Chereads / Cinta Sepanjang Tiga Masa / Chapter 44 - Cintanya Mengalir ke Meja Hijau

Chapter 44 - Cintanya Mengalir ke Meja Hijau

Pagi hari di Gedung Kehakiman masih berlanjut berlangsungnya sidang pengadilan kasus terkait bapaknya Lera.

Pak Hakim : "Bagaimana kondisi bapak saat ini, tidak sedang terganggu kesehatan bapak?"

Bapaknya Lera : "Sehat pak!"

Pak Hakim : "Siapa panggilan akrab bapak?"

Bapaknya Lera : "Pak Jona!"

Pak Hakim : "Saudara Jona... berapa lama anda mengenal Fiko?"

Pak Jona : "Sejak Lera kelas III!"

"Pak Hakim : "Bagaimana anda mengenal Fiko? Saat ngantar Lera ke sekolah, atau apa yang lain?"

Pak Jona : "Saat Fiko main ke rumah saya!"

Pak Hakim : "Seberapa sering Fiko main ke rumah anda?"

Pak Jona : "Saya tidak tau persis, karena saat ke rumah selalu saat saya masih di luar rumah!"

Pak Hakim : "Anda seorang wiraswasta?"

Pak Jona : "Hanya bila ingin ada kegiatan. Bila tidak ya di rumah saja!"

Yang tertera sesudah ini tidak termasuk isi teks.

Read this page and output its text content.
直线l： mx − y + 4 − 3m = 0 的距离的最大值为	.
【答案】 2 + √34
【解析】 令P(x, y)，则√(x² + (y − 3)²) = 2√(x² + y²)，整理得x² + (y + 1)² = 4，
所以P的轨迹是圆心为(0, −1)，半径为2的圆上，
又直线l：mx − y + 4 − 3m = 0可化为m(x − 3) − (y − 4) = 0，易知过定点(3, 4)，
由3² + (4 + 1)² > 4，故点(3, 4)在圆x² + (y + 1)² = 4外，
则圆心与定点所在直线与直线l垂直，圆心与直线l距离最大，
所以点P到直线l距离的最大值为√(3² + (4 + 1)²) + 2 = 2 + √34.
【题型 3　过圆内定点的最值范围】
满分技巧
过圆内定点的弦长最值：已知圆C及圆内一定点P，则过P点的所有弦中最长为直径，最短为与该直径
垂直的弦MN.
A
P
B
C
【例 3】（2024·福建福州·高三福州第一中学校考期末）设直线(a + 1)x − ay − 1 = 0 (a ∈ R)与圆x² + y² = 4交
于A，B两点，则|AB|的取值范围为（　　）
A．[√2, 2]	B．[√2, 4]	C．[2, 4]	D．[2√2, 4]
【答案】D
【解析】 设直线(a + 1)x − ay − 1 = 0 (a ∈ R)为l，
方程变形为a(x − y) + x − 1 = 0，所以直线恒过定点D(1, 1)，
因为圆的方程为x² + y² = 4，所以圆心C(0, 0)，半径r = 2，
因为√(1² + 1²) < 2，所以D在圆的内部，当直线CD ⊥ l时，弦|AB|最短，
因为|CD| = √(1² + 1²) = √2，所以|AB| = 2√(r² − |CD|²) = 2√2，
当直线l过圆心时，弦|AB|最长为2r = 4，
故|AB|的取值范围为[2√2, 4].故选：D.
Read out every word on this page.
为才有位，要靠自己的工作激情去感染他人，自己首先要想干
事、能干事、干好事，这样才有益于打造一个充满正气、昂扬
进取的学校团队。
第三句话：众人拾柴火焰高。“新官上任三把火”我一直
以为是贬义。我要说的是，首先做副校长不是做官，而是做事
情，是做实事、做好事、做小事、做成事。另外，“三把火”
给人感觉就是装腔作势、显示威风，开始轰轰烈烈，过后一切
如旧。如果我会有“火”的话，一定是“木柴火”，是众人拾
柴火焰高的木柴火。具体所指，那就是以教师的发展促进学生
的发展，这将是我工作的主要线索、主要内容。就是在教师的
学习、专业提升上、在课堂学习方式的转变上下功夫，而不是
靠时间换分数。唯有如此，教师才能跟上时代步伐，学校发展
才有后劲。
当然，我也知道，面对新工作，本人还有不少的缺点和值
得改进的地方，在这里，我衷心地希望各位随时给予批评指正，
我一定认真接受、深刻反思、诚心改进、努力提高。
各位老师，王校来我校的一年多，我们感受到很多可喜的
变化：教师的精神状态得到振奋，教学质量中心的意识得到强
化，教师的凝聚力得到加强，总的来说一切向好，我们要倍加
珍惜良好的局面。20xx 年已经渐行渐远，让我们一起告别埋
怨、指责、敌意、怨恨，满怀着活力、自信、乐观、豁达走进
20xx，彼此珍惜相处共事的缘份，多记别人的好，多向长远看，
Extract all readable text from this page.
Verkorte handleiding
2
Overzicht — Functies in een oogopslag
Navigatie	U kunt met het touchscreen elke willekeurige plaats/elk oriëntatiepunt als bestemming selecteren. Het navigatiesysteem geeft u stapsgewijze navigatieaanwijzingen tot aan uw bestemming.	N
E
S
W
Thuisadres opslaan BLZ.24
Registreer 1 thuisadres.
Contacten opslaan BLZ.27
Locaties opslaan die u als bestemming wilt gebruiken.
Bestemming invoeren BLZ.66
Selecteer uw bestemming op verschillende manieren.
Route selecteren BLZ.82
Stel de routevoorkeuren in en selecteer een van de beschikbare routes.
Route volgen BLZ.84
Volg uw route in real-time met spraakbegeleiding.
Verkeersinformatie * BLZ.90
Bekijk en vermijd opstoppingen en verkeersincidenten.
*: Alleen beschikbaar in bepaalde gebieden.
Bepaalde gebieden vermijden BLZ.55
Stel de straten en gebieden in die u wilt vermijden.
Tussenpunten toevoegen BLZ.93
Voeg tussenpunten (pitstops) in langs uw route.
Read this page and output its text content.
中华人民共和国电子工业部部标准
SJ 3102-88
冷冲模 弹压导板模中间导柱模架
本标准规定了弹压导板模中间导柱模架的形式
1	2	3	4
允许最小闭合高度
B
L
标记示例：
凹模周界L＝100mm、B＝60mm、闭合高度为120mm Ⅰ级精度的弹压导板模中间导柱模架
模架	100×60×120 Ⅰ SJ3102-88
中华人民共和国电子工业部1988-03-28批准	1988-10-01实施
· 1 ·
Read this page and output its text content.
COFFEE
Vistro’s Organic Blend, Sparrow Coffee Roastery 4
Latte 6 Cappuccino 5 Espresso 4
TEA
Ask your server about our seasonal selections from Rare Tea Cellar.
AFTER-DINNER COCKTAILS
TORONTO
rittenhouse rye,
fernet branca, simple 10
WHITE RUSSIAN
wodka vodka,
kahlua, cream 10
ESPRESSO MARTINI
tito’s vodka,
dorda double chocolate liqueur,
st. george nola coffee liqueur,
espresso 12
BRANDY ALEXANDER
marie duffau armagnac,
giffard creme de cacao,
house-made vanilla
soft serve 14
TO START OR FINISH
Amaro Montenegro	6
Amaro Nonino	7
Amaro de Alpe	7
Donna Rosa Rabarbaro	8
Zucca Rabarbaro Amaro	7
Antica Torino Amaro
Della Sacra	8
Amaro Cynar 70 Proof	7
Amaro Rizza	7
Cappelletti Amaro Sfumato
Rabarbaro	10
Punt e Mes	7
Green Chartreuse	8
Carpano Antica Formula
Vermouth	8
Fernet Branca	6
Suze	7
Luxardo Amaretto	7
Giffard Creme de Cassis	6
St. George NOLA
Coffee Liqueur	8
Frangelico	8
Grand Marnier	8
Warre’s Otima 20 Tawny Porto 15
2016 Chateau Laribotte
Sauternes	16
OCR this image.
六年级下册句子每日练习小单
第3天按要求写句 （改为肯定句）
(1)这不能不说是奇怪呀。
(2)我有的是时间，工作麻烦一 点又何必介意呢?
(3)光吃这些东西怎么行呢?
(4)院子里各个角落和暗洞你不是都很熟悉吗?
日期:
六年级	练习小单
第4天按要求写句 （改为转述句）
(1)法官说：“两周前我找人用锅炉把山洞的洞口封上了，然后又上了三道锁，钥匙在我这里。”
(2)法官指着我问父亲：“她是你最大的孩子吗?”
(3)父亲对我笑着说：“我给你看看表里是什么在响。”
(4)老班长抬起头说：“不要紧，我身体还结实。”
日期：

Pak Hakim : "Anda punya gaji pensiunan?"

Pak Jona : "Tidak!"

Pak Hakim : "Lalu, bagaimana anda memenuhi kebutuhan sehari-hari? Anda harus bayar pajak listrik, bayar SATPAM, bayar sekolah Lera, dan anda memiliki tiga mobil serta 2 motor... Dan keluarga anda setiap hari butuh makan. Dari mana biaya untuk itu semua?"

Pak Jona : "Kerja pak!"

Pak Hakim : "Anda tadi bilang kerja hanya kalau ingin ada kegiatan!"

Pak Hakim beserta Jaksa mengerutkan dahi.

Pak Hakim : "Saudara Jona... mohon anda bicara yang sesungguhnya demi lancarnya sidang ini?"

Pak Jona : "Iya pak!"

Pak Hakim : "Baik, saya ulangi. Dari mana anda bisa membayar semua kebutuhan itu?"

Pak Jona : "Dari Saldo Rekening saya di Bank!"

Pak Hakim : "Bagaimana mungkin anda memiliki Saldo Rekening, sementara anda bekerja dengan santai?"

Pak Jona : "Mmm, tabungan yang dulu-dulu pak!"

Pak Hakim : "Satu lagi. Saudara Jona... Dari mana anda memiliki pistol?"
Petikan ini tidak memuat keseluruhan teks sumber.